Ian is a curious, engaging child whose strengths include responsiveness to movement-based breaks, outdoor play, and structured routines. He was six years old at the commencement of the 2025-2026 school year. (P-4; S-1)
Ian carries a diagnosis of ASD and a Communication Impairment. Challenges with oral expression impact Ian's ability to express his wants and needs, comment and ask or answer questions; challenges with listening comprehension impact his ability to understand novel information, follow directions, and participate in school activities. A neurodevelopmental evaluation conducted in December 2021 recommended that Ian receive ABA therapy, speech therapy, social skills, and occupational therapy within a substantially separate preschool classroom for children with ASD.[9] (P-1, P-4, P-6; S-1)
Parents fully accepted Ian's IEP for the period from 4/24/2023 to 4/23/2024. They also fully accepted Ian's corresponding placement within the TLC, Triton's substantially separate program for students who require intensive interventions using ABA principles, including discrete trial training. (P-1, P-4; S-1; Nolan, I: 24)
April 2025 speech and language testing demonstrated Ian's understanding of simple sentences and familiar one-step requests when paired with visuals, though verbal instruction often needs repetition and his full attention. Ian does not use speech but relies on multiple methods of communication. His areas of need impact receptive and expressive language skills, speech production, and social skills. Educational and psychological evaluations conducted in May 2025 indicated that Ian has multiple barriers impeding language and skill acquisition. and that he requires a high level of support throughout the entire school day to ensure that his communication, social, and behavioral needs are being met. According to a structured behavioral observation conducted in the same timeframe, Ian presents with limited communication skills and motivational variables and exhibits task refusal and self-injurious behaviors, primarily during challenging or non-preferred tasks. He struggles with generalizing learned skills and benefits from structured supports. An occupational therapy evaluation also performed in May 2025 showed some strengths as well as areas of need in hand strength and endurance, use of a functional grasp, pre-writing skill development, and bilateral coordination skills. (P-4; S-1)
Parents fully accepted Ian's IEP and placement within the TLC for the period from 6/5/2025 to 6/4/2026 (2025-2026 IEP). This IEP includes goals in Academics, Communication, Class Participation, Social Skills, Behavior, and Fine Motor Skills, which are addressed through a combination of consultation, inclusion services, and pull-out services with the support of a 1:1 instructional assistant across all settings.
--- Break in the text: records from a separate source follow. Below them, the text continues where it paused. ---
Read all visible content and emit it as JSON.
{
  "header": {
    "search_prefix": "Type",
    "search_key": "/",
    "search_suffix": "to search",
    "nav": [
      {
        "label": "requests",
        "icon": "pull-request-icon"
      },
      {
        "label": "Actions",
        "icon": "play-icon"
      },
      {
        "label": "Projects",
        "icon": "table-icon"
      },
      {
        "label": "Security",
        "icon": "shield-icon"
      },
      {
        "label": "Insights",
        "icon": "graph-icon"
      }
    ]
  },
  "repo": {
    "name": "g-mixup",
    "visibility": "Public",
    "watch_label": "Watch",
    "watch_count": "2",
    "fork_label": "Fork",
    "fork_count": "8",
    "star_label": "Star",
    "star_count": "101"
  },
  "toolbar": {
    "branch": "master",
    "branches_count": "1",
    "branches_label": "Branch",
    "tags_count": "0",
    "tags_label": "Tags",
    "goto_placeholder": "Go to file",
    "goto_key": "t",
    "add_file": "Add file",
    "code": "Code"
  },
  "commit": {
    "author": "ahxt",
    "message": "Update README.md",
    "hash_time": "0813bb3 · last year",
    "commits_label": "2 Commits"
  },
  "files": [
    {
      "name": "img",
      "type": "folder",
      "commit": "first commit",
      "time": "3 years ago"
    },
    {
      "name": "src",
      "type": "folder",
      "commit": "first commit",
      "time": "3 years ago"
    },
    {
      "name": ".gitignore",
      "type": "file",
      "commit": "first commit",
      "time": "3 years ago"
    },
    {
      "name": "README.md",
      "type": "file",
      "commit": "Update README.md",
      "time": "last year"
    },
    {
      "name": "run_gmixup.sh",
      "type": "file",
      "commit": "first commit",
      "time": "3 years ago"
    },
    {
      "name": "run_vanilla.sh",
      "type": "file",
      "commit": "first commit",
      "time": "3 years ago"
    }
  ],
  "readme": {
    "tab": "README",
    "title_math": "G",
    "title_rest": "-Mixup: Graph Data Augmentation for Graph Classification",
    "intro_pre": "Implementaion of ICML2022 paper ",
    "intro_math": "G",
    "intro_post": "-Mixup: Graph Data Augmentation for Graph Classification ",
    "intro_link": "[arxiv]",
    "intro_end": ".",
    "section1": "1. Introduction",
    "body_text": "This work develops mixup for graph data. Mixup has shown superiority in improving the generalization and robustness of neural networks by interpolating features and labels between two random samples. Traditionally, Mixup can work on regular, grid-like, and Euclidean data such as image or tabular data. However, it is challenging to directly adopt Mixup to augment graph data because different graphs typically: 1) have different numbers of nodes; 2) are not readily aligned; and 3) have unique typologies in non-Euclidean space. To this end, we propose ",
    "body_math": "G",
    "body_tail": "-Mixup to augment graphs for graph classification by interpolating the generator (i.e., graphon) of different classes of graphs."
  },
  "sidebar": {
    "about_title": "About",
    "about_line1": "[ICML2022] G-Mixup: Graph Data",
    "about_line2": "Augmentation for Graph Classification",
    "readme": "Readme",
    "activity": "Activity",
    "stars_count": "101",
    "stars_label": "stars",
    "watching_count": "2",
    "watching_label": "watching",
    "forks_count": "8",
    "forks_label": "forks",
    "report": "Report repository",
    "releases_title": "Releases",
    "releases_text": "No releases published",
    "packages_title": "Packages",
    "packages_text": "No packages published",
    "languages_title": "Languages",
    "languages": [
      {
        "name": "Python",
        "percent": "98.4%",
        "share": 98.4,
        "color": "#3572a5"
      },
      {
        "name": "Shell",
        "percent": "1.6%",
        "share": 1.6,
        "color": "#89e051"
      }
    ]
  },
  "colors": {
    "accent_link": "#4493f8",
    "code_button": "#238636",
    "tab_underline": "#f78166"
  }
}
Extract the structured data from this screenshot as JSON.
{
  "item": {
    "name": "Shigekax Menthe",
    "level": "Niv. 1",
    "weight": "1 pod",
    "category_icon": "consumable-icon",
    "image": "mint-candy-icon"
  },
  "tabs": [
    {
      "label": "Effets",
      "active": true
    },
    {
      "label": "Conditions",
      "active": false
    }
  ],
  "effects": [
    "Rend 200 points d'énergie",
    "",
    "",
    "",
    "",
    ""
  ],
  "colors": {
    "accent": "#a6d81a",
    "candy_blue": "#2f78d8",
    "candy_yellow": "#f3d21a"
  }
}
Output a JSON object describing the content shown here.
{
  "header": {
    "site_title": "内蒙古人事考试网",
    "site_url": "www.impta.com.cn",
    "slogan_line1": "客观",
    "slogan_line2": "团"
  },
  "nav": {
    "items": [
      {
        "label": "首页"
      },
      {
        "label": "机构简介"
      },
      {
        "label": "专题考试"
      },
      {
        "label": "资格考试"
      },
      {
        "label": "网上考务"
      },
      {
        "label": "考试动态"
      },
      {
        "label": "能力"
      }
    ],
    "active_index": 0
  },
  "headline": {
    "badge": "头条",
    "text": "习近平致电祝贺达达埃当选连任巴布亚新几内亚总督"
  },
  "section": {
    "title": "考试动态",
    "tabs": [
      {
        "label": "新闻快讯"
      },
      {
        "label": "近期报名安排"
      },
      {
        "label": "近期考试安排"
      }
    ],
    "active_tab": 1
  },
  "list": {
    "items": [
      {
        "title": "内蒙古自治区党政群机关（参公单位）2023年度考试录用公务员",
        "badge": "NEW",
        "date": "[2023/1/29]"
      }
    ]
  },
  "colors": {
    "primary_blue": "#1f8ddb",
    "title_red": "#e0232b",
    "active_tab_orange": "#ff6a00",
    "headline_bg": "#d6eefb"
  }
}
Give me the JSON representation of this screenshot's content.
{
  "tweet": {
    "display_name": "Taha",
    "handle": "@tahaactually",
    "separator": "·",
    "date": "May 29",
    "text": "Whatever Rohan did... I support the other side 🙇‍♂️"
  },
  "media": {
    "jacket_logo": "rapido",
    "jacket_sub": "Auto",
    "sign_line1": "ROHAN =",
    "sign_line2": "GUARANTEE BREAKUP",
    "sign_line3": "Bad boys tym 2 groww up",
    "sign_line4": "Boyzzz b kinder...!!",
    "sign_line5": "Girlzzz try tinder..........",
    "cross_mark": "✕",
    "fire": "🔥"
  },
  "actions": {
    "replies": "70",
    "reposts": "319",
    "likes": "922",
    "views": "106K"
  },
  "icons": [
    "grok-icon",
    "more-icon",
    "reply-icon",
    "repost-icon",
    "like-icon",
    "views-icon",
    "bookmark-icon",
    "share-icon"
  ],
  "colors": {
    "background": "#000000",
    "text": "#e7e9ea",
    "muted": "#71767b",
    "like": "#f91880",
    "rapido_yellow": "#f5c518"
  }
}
Pursuant to the 2025-2026 IEP, Ian spends most of his day in the TLC classroom with opportunities for inclusion during morning meeting, specials, recess, and special activities. He receives 1:1 adult support with behaviors, academic activities, fine motor and social skills, and communication. The IEP provides for specialized transportation services for Ian due to his disability, though it contains a note that Parents are currently choosing to transport Ian to and from school and that they should reach out if at any time they would like him to receive specialized transportation. If Parents elected to avail themselves of the specialized transportation, Ian's Team would meet to determine whether any accommodations were required, based on his needs. (P-4; S-1; Nolan, I: 23-25)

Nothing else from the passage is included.